Todo esto después de que el lunes la CE corrigiera las declaraciones que había realizado el presidente portugués, António Costa, en las que afirmaba que Bruselas había dado luz verde al mecanismo, un punto que también había sido confirmado por el ministerio de Transición Ecológica a este medio. El Ejecutivo comunitario aclaró que solo se había compartido con ambos países una evaluación «preliminar».

Oposición de las eléctricas al tope

España y Bruselas consiguieron un acuerdo con la Comisión para limitar el precio del gas el 26 de abril, tras un mes de espera en el que ambos países se han topado con reticencias técnicas, con la oposición de las grandes eléctricas y otros Estados miembro.

En concreto, se establecerá un tope al precio del gas de 40 euros el megavatio hora (MWh). La medida se aplicará durante doce meses —dando cobertura hasta el próximo invierno— y a lo largo del periodo el límite se elevará hasta los 50 euros. Todos los consumidores se verán beneficiados así de manera inmediata de una rebaja en la factura de la luz, especialmente los que están indexados al mercado diario (spot), una vez se ponga en marcha la medida.
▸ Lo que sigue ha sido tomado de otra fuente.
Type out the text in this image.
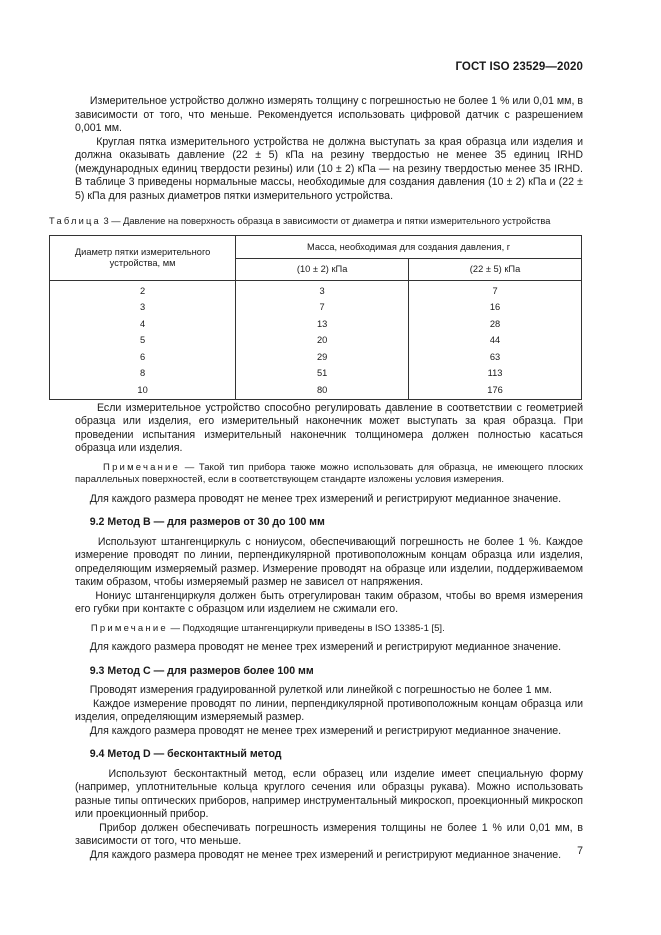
ГОСТ ISO 23529—2020

Измерительное устройство должно измерять толщину с погрешностью не более 1 % или 0,01 мм, в зависимости от того, что меньше. Рекомендуется использовать цифровой датчик с разрешением 0,001 мм.

Круглая пятка измерительного устройства не должна выступать за края образца или изделия и должна оказывать давление (22 ± 5) кПа на резину твердостью не менее 35 единиц IRHD (международных единиц твердости резины) или (10 ± 2) кПа — на резину твердостью менее 35 IRHD. В таблице 3 приведены нормальные массы, необходимые для создания давления (10 ± 2) кПа и (22 ± 5) кПа для разных диаметров пятки измерительного устройства.

Таблица 3 — Давление на поверхность образца в зависимости от диаметра и пятки измерительного устройства
Диаметр пятки измерительного устройства, мм	Масса, необходимая для создания давления, г	
	(10 ± 2) кПа	(22 ± 5) кПа
2	3	7
3	7	16
4	13	28
5	20	44
6	29	63
8	51	113
10	80	176

Если измерительное устройство способно регулировать давление в соответствии с геометрией образца или изделия, его измерительный наконечник может выступать за края образца. При проведении испытания измерительный наконечник толщиномера должен полностью касаться образца или изделия.

Примечание — Такой тип прибора также можно использовать для образца, не имеющего плоских параллельных поверхностей, если в соответствующем стандарте изложены условия измерения.

Для каждого размера проводят не менее трех измерений и регистрируют медианное значение.

9.2 Метод В — для размеров от 30 до 100 мм

Используют штангенциркуль с нониусом, обеспечивающий погрешность не более 1 %. Каждое измерение проводят по линии, перпендикулярной противоположным концам образца или изделия, определяющим измеряемый размер. Измерение проводят на образце или изделии, поддерживаемом таким образом, чтобы измеряемый размер не зависел от напряжения.

Нониус штангенциркуля должен быть отрегулирован таким образом, чтобы во время измерения его губки при контакте с образцом или изделием не сжимали его.

Примечание — Подходящие штангенциркули приведены в ISO 13385-1 [5].

Для каждого размера проводят не менее трех измерений и регистрируют медианное значение.

9.3 Метод С — для размеров более 100 мм

Проводят измерения градуированной рулеткой или линейкой с погрешностью не более 1 мм.

Каждое измерение проводят по линии, перпендикулярной противоположным концам образца или изделия, определяющим измеряемый размер.

Для каждого размера проводят не менее трех измерений и регистрируют медианное значение.

9.4 Метод D — бесконтактный метод

Используют бесконтактный метод, если образец или изделие имеет специальную форму (например, уплотнительные кольца круглого сечения или образцы рукава). Можно использовать разные типы оптических приборов, например инструментальный микроскоп, проекционный микроскоп или проекционный прибор.

Прибор должен обеспечивать погрешность измерения толщины не более 1 % или 0,01 мм, в зависимости от того, что меньше.

Для каждого размера проводят не менее трех измерений и регистрируют медианное значение.	7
Según Ribera,  el tope al gas ayudará a rebajar hasta un 30% la factura de la luz de los clientes con tarifa regulada (PVPC). A finales de marzo la propuesta que remitieron al Ejecutivo comunitario era de un tope de 30 euros, que dejaría la electricidad en torno a los 100 euros/MWh. Ahora, con el actual límite, el precio de la electricidad se situaría entre 120 y 140 euros, frente a los 200 euros que marca de media.